After Blue (Dirty Paradise) Review
An acid western drenched in eroticism, After Blue (Dirty Paradise) is an unforgettable experience. With imagery that stains the mind and a dreamlike aesthetic that gives the entire film an otherworldly feeling, Bertrand Mandico utilizes his unique style of filmmaking to craft a film that could hang next to cult directors like Alejandro Jodorowsky and Lucio Fulci. Where an unappealing film may reside for some, After Blue (Dirty Paradise) consistently dazzles in its grotesque sights and haunting score.
Set in the future on a planet called After Blue, where only women can survive the atmosphere, young Roxy (Paula Luna) rescues a strange woman by the name of Kate Bush (Agata Buzek) from captivity under the sand. Unbeknownst to her, Bush was a convicted killer who is now running free and on an unstoppable rampage through the planet. Roxy and her hairdresser mother Zora (Elina Löwensohn) are cast out from their settlement in order to capture Kate Bush before she ruins the paradise of After Blue.

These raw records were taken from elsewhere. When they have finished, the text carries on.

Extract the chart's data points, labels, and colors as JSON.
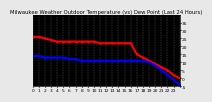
{
  "title": "Milwaukee Weather Outdoor Temperature (vs) Dew Point (Last 24 Hours)",
  "bg_color": "#e8e8e8",
  "plot_bg": "#000000",
  "grid_color": "#888888",
  "temp_color": "#ff0000",
  "dew_color": "#0000ff",
  "ylim": [
    -5,
    40
  ],
  "xlim": [
    0,
    24
  ],
  "x_hours": [
    0,
    1,
    2,
    3,
    4,
    5,
    6,
    7,
    8,
    9,
    10,
    11,
    12,
    13,
    14,
    15,
    16,
    17,
    18,
    19,
    20,
    21,
    22,
    23,
    24
  ],
  "temp_values": [
    26,
    26,
    25,
    24,
    23,
    23,
    23,
    23,
    23,
    23,
    23,
    22,
    22,
    22,
    22,
    22,
    22,
    15,
    13,
    11,
    9,
    7,
    5,
    2,
    0
  ],
  "dew_values": [
    14,
    14,
    13,
    13,
    13,
    13,
    12,
    12,
    11,
    11,
    11,
    11,
    11,
    11,
    11,
    11,
    11,
    11,
    11,
    10,
    8,
    5,
    2,
    -1,
    -4
  ],
  "title_fontsize": 3.8,
  "tick_fontsize": 3.2,
  "line_width": 1.5,
  "marker_size": 1.5,
  "ytick_values": [
    35,
    30,
    25,
    20,
    15,
    10,
    5,
    0,
    -5
  ]
}
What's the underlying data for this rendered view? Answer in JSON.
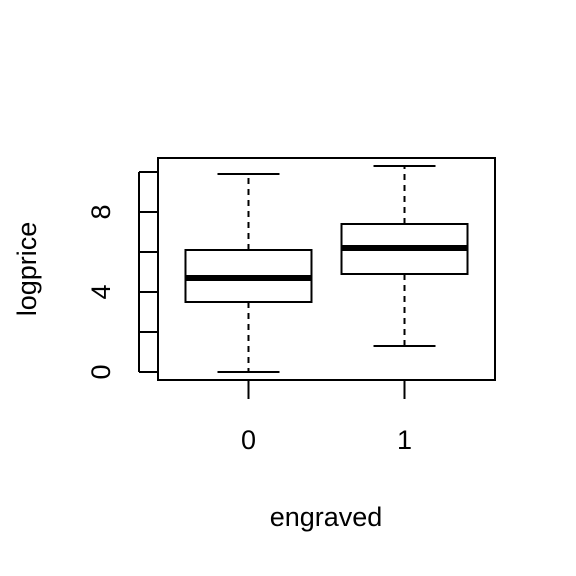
{
  "chart_data": {
    "type": "box",
    "xlabel": "engraved",
    "ylabel": "logprice",
    "categories": [
      "0",
      "1"
    ],
    "y_ticks": [
      0,
      2,
      4,
      6,
      8,
      10
    ],
    "y_tick_labels": [
      "0",
      "",
      "4",
      "",
      "8",
      ""
    ],
    "ylim": [
      -0.4,
      10.7
    ],
    "boxes": [
      {
        "category": "0",
        "whisker_low": 0.0,
        "q1": 3.5,
        "median": 4.7,
        "q3": 6.1,
        "whisker_high": 9.9
      },
      {
        "category": "1",
        "whisker_low": 1.3,
        "q1": 4.9,
        "median": 6.2,
        "q3": 7.4,
        "whisker_high": 10.3
      }
    ]
  }
}
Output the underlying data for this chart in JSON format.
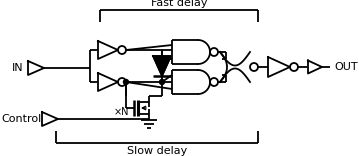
{
  "bg_color": "#ffffff",
  "line_color": "#000000",
  "line_width": 1.3,
  "text_color": "#000000",
  "figsize": [
    3.59,
    1.56
  ],
  "dpi": 100,
  "fast_delay_label": "Fast delay",
  "slow_delay_label": "Slow delay",
  "in_label": "IN",
  "out_label": "OUT",
  "control_label": "Control",
  "xn_label": "×N"
}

There’s hardly a moment in Mandico’s fever dream of a film that doesn’t look incredible. With a slightly faded look to every shot against brightly colored backgrounds and alien-looking production design, everything seems dreamlike. Occasionally it veers into a nightmare, but generally speaking, After Blue (Dirty Paradise) lives up to its name. Almost every component of the world created feels like it was washed ashore from the depths of the ocean where only the most resilient can survive. The entire environment is hostile and grotesque, but it adds up to a hallucination that is impossible to look away from and yet all you want to do is look away.
Roxy’s journey through After Blue is stopped occasionally to take a glimpse into the world. As a young woman who has never left her village, everything she encounters is fascinating and alluring. After Blue (Dirty Paradise) frames what is essentially Roxy’s sexual awakening around a bounty hunt and the exploration of frontiers unknown. With a few key interactions, most of her journey is more mesmerizing to experience than it is to think about. There’s not really a lot to the film’s overall structure: it’s meandering and the lengthy runtime will push most audiences away.
Where After Blue (Dirty Paradise) is at its most engaging is when it marries its fantasy and western aesthetic into a psychedelic vision of the future. Picking at elements of what make up that aesthetic is where Mandico’s film comes alive. It’s as if Lucio Fulci directed a live-action version of 1973’s Fantastic Planet (in fact, frequently I was reminded of Fulci’s 1983 fantasy film, Conquest). Mandico ensures that even if After Blue (Dirty Paradise) isn’t capturing the audience’s attention narratively, he’s keeping your senses preoccupied.